Little Kim Jong Tests the ‘Big Un’

As reported in The New York Times, “North Korea Says It Tested a Hydrogen Bomb Meant for Missiles“. The ‘kimchi‘ keeps getting deeper.

North Korea carried out its sixth and most powerful nuclear test in an extraordinary show of defiance against President Trump on Sunday, saying it had detonated a hydrogen bomb that could be mounted on an intercontinental ballistic missile.

The test, which the North called a “complete success,” was the first to clearly surpass the destructive power of the bombs dropped on the Japanese cities of Hiroshima and Nagasaki in World War II.

A gallery of Kim Jong playing with his little ‘un’.

 

Cricketeria, Too

From FastCompany, “This Giant Automated Cricket Farm Is Designed To Make Bugs A Mainstream Source Of Protein“.  Eeewww!!!

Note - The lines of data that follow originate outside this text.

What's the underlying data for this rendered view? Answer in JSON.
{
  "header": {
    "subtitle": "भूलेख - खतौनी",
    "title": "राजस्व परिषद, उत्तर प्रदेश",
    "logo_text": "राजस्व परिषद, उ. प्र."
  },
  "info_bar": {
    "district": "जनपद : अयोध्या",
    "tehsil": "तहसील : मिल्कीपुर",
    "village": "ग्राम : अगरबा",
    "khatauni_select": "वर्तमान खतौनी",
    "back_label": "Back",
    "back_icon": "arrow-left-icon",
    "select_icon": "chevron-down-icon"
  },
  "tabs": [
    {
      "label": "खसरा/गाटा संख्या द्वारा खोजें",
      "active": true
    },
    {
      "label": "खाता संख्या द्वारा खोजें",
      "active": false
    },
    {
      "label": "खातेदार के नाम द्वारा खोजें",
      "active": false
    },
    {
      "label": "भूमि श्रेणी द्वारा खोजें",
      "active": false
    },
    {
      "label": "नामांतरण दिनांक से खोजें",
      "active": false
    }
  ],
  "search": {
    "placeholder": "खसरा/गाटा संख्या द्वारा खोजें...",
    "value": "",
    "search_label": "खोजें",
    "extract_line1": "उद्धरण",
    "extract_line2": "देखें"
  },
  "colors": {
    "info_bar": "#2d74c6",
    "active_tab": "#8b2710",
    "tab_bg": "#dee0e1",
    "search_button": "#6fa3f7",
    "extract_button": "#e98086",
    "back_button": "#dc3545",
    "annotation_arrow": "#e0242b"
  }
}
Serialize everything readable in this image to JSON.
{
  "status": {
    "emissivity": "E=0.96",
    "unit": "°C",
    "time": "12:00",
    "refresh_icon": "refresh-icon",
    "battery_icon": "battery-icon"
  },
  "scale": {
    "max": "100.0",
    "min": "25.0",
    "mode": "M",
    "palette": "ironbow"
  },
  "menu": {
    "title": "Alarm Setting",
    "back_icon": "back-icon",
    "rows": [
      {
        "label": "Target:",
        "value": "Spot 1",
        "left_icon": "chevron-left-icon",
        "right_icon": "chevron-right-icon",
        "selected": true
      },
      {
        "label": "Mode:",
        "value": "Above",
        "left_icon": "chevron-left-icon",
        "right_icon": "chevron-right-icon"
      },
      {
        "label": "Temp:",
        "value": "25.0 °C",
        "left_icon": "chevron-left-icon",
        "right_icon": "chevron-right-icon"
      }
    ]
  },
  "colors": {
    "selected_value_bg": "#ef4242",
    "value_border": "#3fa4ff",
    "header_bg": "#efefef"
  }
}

Inside a new building in an industrial neighborhood near the airport in Austin, a robot is feeding millions of crickets, 24 hours a day. The facility–a 25,000-square-foot R&D center that opened this month for the startup Aspire–uses technology that the company plans to soon duplicate in a farm 10 times as large. It’s a scale that the startup thinks is necessary to begin to make cricket food mainstream in the United States.

 

Eating bugs–or at least products made from bugs–has been growing in popularity. For a few years, it’s been possible to buy cricket snacks such as protein bars made with cricket flour or cricket chips (like Chirps) at some grocery stores or online. But for insect food to fulfill its sustainable promise of supplying protein without the massive carbon and land footprint of beef, it will have to be much more widely available, and more affordable. Aspire believes its farms can make that possible.

Here’s the actual ‘Automated Cricket Factory’. And I thought all you needed to do to ‘farm’ crickets was drop some crumbs on the floor and turn off the lights.

Hair Of The Dog That Bit You

MD 20/20 “Bling Bling” Blue, satisfying ‘dogs’ from the bottom shelf for longer than you can remember.

MD 20/20 Bum Wine Review

As majestic as the cascading waters of a drain pipe, MD 20/20 is bottled by the 20/20 wine company in Westfield, New York. This is a good place to start for the street wine rookie, but beware; this dog has a bite to back up its bark. MD Stands for Mogen David, and is affectionately called “Mad Dog 20/20”. You’ll find this beverage as often in a bum’s nest as in the rock quarry where the high school kids sneak off to drink. This beverage is likely the most consumed by non-bums, but that doesn’t stop any bums from drinking it! Our research indicates that MD 20/20 is the best of the bum wines at making you feel warm inside. Some test subjects report a slight numbing agent in MD 20/20, similar to the banana paste that the dentist puts in your mouth before injecting it with novocain. Anyone that can afford a dentist should steer clear of this disaster. Avaliable in various nauseating tropical flavors that coat your whole system like bathtub scum, but only the full “Red Grape Wine” flavor packs the 18% whallop.